Charles Oliver Nutter wrote:
> Regular expressions for all character work would be a *terribly* slow 
> way to get things done. If you want to get the nth character, should you 
> do a match for n-1 characters and a group to grab the nth? Or would it 
> be better if you could just index into the string and have it do the 

Ok, I'm not very familiar with the internal working of strings in 1.9, 
but it seems to me that for character sets with variable byte size, it 
is logically *impossible* to directly index into the string. Unless 
there's some trick I'm unaware of, you *have* to count from the 
beginning of the string for utf8 strings.

> right thing? How about if you want to iterate over all characters in a 
> string? Should the iterating code have to know about the encoding? 
> Should you use a regex to peel off one character at a time?

That is certainly one possible way of doing things...
   string.scan(/./){ |char| do_someting_with(char) }

> Regex for string access goes a long way, but's just about the heaviest 
> way to do it.

Heavy compared to what? Once compiled, regex are orders of magnitude 
faster than jumping in and out of ruby interpreted code.

> Strings should be aware of their encoding and should be 
> able to provide you access to characters as easily as bytes. That's what 
> 1.9 (and upcoming changes in JRuby) fixes.

Overall I agree that the encoding stuff in 1.9 is very nice. 
Encapsulating the encoding with the string is very OO. Very intuitive. 
No need to think about encoding anymore, now it "just works" for 
encoding-ignorant programmers (at least until the abstraction leaks). It 
allows to shut up one frequent complaint about ruby; a clear political 
victory. Overall it is more robust and less error-prone than the 1.8 way.

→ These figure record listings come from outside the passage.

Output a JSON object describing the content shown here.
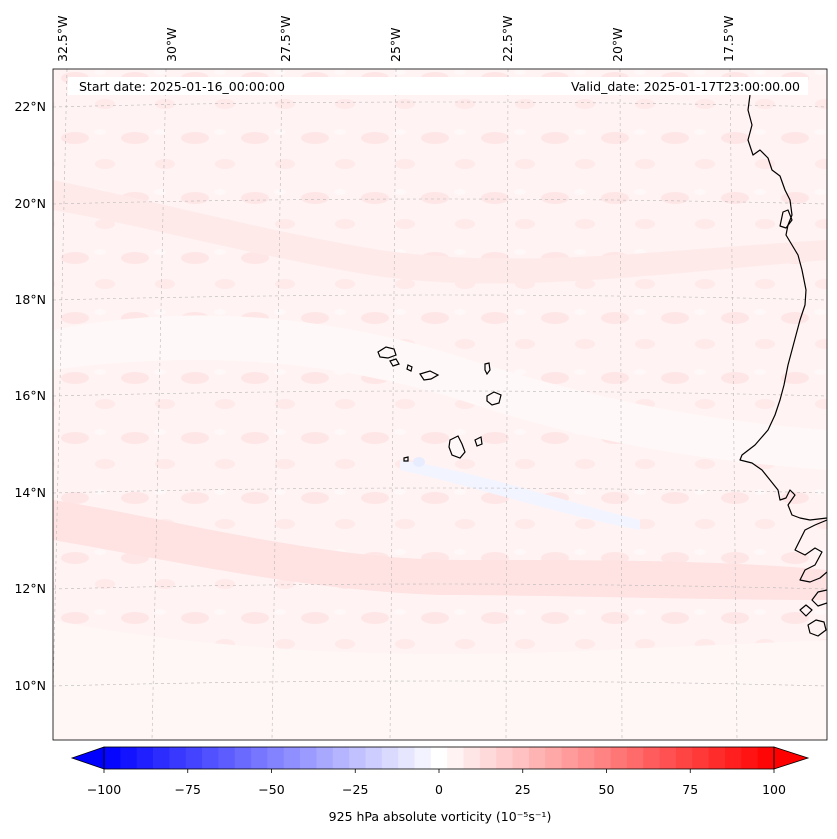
{
  "header": {
    "start_date": "Start date: 2025-01-16_00:00:00",
    "valid_date": "Valid_date: 2025-01-17T23:00:00.00"
  },
  "map": {
    "lon_labels": [
      "32.5°W",
      "30°W",
      "27.5°W",
      "25°W",
      "22.5°W",
      "20°W",
      "17.5°W"
    ],
    "lat_labels": [
      "22°N",
      "20°N",
      "18°N",
      "16°N",
      "14°N",
      "12°N",
      "10°N"
    ],
    "field": "925 hPa absolute vorticity"
  },
  "colorbar": {
    "label": "925 hPa absolute vorticity (10⁻⁵s⁻¹)",
    "ticks": [
      "−100",
      "−75",
      "−50",
      "−25",
      "0",
      "25",
      "50",
      "75",
      "100"
    ],
    "min": -100,
    "max": 100,
    "levels": 41,
    "colormap": "bwr",
    "extend": "both"
  },
  "colors": {
    "negative": "#0000ff",
    "neutral": "#ffffff",
    "positive": "#ff0000",
    "gridline": "#b8b8b8",
    "coastline": "#000000"
  }
}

But my point was that there *is* a 1.8 way. The thing that riled me up 
and that I was responding to was the claim that 1.8 did not have unicode 
support AT ALL. Unequivocally, it does, and it works pretty well for me. 
IMHO there is a certain minimalist elegance in considering strings as 
encoding-agnostic and using regex to get encoding-specific views. I 
could do str[/./n] and str[/./u]; I can't do that anymore.

1.9 makes encodings easier for the english-speaking masses not used to 
extended characters, but let's remember that ruby *always* had support 
for multibyte character sets; after all it *did* originate from a 
country with two gazillion "characters".

Daniel